Excellence in Education
June 26, 2003
Carrie Young-McWilliams recently received her doctorate in educational leadership from the University of Sarasota.
Young-McWilliams, a 1989 graduate of Meridian High School, received her associate of arts in 1991 from Meridian Community College, her bachelor of arts in 1993 from the University of Central Florida and her master of arts in 1996 from Scared Heart University in Fairfield, Conn.
Young-McWilliams is currently employed with the New London Public School District. She is the daughter of Eva Easley Young and Armster Young Jr., both of Meridian.
Young-McWilliams resides in Pawcatuck, Conn. with her husband, Kenneth and their two daughters, Kenna and Carra.

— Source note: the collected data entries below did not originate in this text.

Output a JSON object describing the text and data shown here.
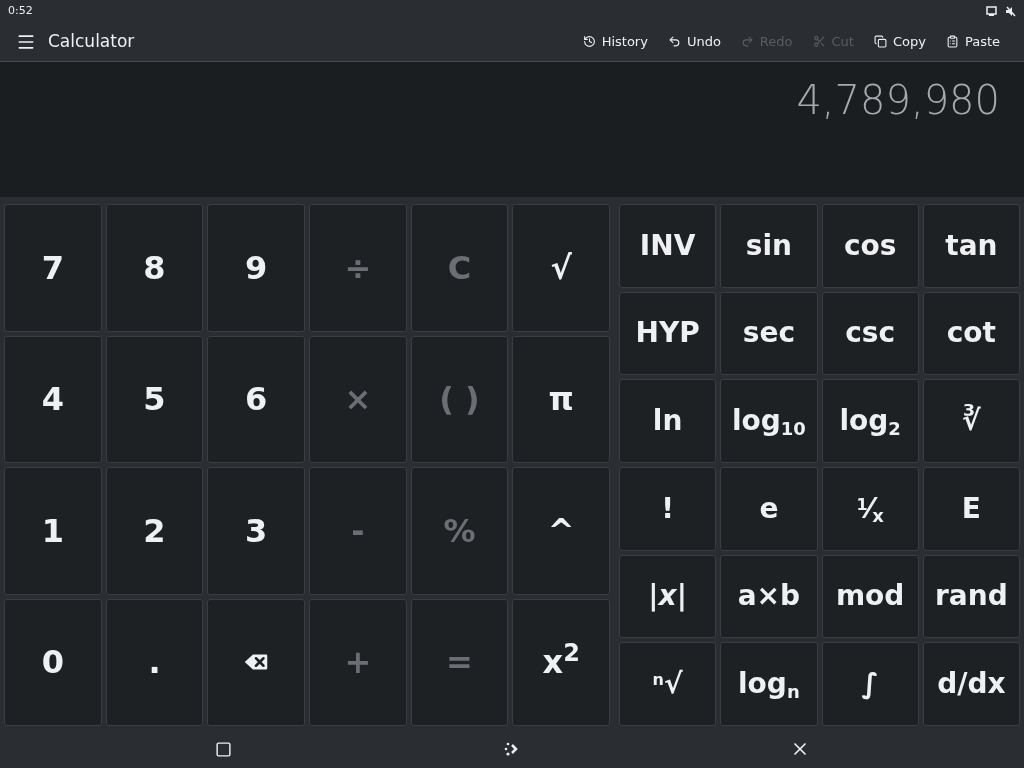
{
  "status_bar": {
    "time": "0:52"
  },
  "header": {
    "title": "Calculator",
    "actions": [
      {
        "label": "History",
        "kind": "clock",
        "disabled": false
      },
      {
        "label": "Undo",
        "kind": "undo",
        "disabled": false
      },
      {
        "label": "Redo",
        "kind": "redo",
        "disabled": true
      },
      {
        "label": "Cut",
        "kind": "cut",
        "disabled": true
      },
      {
        "label": "Copy",
        "kind": "copy",
        "disabled": false
      },
      {
        "label": "Paste",
        "kind": "paste",
        "disabled": false
      }
    ]
  },
  "display": {
    "result": "4,789,980"
  },
  "basic_keys": [
    {
      "kind": "text",
      "label": "7",
      "disabled": false
    },
    {
      "kind": "text",
      "label": "8",
      "disabled": false
    },
    {
      "kind": "text",
      "label": "9",
      "disabled": false
    },
    {
      "kind": "text",
      "label": "÷",
      "disabled": true
    },
    {
      "kind": "text",
      "label": "C",
      "disabled": true
    },
    {
      "kind": "text",
      "label": "√",
      "disabled": false
    },
    {
      "kind": "text",
      "label": "4",
      "disabled": false
    },
    {
      "kind": "text",
      "label": "5",
      "disabled": false
    },
    {
      "kind": "text",
      "label": "6",
      "disabled": false
    },
    {
      "kind": "text",
      "label": "×",
      "disabled": true
    },
    {
      "kind": "text",
      "label": "( )",
      "disabled": true
    },
    {
      "kind": "text",
      "label": "π",
      "disabled": false
    },
    {
      "kind": "text",
      "label": "1",
      "disabled": false
    },
    {
      "kind": "text",
      "label": "2",
      "disabled": false
    },
    {
      "kind": "text",
      "label": "3",
      "disabled": false
    },
    {
      "kind": "text",
      "label": "-",
      "disabled": true
    },
    {
      "kind": "text",
      "label": "%",
      "disabled": true
    },
    {
      "kind": "text",
      "label": "^",
      "disabled": false
    },
    {
      "kind": "text",
      "label": "0",
      "disabled": false
    },
    {
      "kind": "text",
      "label": ".",
      "disabled": false
    },
    {
      "kind": "backspace",
      "disabled": false
    },
    {
      "kind": "text",
      "label": "+",
      "disabled": true
    },
    {
      "kind": "text",
      "label": "=",
      "disabled": true
    },
    {
      "kind": "text",
      "label": "x$^{2}$",
      "disabled": false
    }
  ],
  "scientific_keys": [
    {
      "label": "INV"
    },
    {
      "label": "sin"
    },
    {
      "label": "cos"
    },
    {
      "label": "tan"
    },
    {
      "label": "HYP"
    },
    {
      "label": "sec"
    },
    {
      "label": "csc"
    },
    {
      "label": "cot"
    },
    {
      "label": "ln"
    },
    {
      "label": "log$_{10}$"
    },
    {
      "label": "log$_{2}$"
    },
    {
      "label": "∛"
    },
    {
      "label": "!"
    },
    {
      "label": "e"
    },
    {
      "label": "$^{1}$⁄$_{x}$"
    },
    {
      "label": "E"
    },
    {
      "label": "|*x*|"
    },
    {
      "label": "a×b"
    },
    {
      "label": "mod"
    },
    {
      "label": "rand"
    },
    {
      "label": "$^{n}$√"
    },
    {
      "label": "log$_{n}$"
    },
    {
      "label": "∫"
    },
    {
      "label": "d/dx"
    }
  ]
}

Mississippi State University inducted 180 members into the campus chapter of the nation's leading higher education honor society, Phi Kappa Phi.
Membership is open to seniors at the top of their class in all majors.
New members include Meaghan J. Bailey, a junior communications major from Carthage; Mary Grace Tindle, a junior social work major, and Shannon Wheeler, a junior secondary education major, both from Clarkdale; Ashley C. Walters, a senior human sciences major from Newton; and James A. Holloman, a senior general business administration major from Quitman.
Dock Boyd of Meridian received the Gayle Galloway Student of the Year award at East Mississippi Community College in Scooba.
Boyd, who works with Stephens Funeral Home and Barham Funeral Home, graduated from EMCC's Funeral Service Technology program May 10.
Boyd is a native of McComb. He attended Southeast Mississippi Community College in Sumit. After college, he worked for Firestone Tire and Rubber Co. in Meridian for 18 years. He initially served as assistant store manager and then general store manager.
Boyd entered the funeral profession in 2001. He has been married 22 years to Debbie Ritchie Boyd. He is a member of Midway Baptist Church where he also serves as a deacon.
Ruby Doris Capers of Meridian graduated with honors from East Mississippi Community College in Scooba on May 10. She earned an associate of applied science degree in funeral service technology.
Capers is now eligible to sit for the national board examination and upon certification and meeting all requirements of the state, can practice in the profession of embalming and funeral directing.
The funeral service technology program at EMCC is the oldest mortuary science program in the state. It is fully accredited by the American Board of Funeral Service Education.